When defining recursive enumerations, you must use the indirect keyword to indicate recursion in the enumeration.

The other option is to use classes, which are reference type elements in Swift:

final class TreeNode {
   let key: Int
   let word: String
   var count: Int

   var left: TreeNode?
   var right: TreeNode?

   init(_ word: String) {
      self.key = word.hashValue
      self.word = word
      count = 1
   }

You can read more about Swift structs and classes from here if you are unfamiliar with them.

Check out the full implementation of both class based and enum based solutions from this GitHub repository.

So, are there any other differences in the enum and class implementations, than the differences in code?

Let’s check out.
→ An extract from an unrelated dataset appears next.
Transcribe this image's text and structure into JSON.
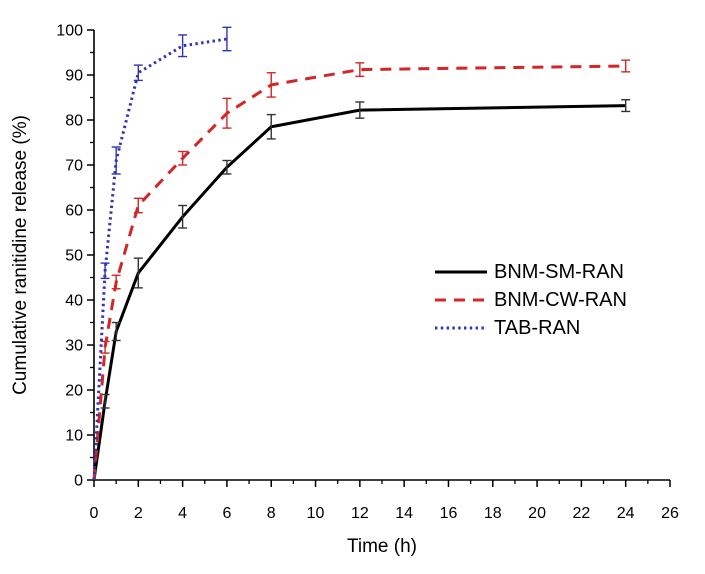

First run below is using the enum implementation, and the second one is executed using the class based implementation.

> swift build -c release
> .build/release/bstree ../samples/tiny.txt ..samples/ignore-words.txt 100
...
Count of words: 44, count of unique words: 32
>>>> Time 0.0008840560913085938 secs.


> swift build -c release
> .build/release/bstree ../samples/tiny.txt ..samples/ignore-words.txt 100
...
Count of words: 44, count of unique words: 32
>>>> Time 0.0009189844131469727 secs.

So far so good. Both implementations work (not all results not shown above) and seem to be quite fast. The tiny text file contains only 44 words of which 32 are unique.

But when executing both implementations with a larger 16MB file with 2674582 words of which 97152 are unique…:

> .build/release/bstree ../samples/Bulk.txt ..samples/ignore-words.txt 100
...
Count of words: 2674582, count of unique words: 97152
 >>>> Time 16.52852702140808 secs.


> .build/release/bstree ../samples/Bulk.txt ..samples/ignore-words.txt 100
Count of words: 2674582, count of unique words: 97152
 >>>> Time 3.5031620264053345 secs.

You can see that the first enum based implementation took 16.5 secs to process the same file the class based implementation only took 3.5 secs to process. This is a significant difference. Why this happens?

Swift enums behave like value types. When the algorithm reads a word from the book file, it searches if it already exists in the tree. If yes, the old enum value is replaced with the new one in the tree. This results in copying the tree since it is now mutated. The Swift book says:

“All structures and enumerations are value types in Swift. This means that any structure and enumeration instances you create—and any value types they have as properties—are always copied when they’re passed around in your code.”

— Swift Language Guide

So whenever a node in the tree is modified, that results in copying the tree. When you change the tree by adding to it, the tree is copied. Using classes this does not happen. The excessive copying of the tree nodes is a performance killer when having very large data sets to handle.

There is also a performance penalty in using classes — each time a class instance is accessed, the retain / release count is updated. But as you can see, still the implementation is much faster compared to copying the structure with value types.

Summarizing, enums are a nice way to implement recursive data structures. If you have large data sets and/or the tree or tree nodes are updated often, consider using classes instead.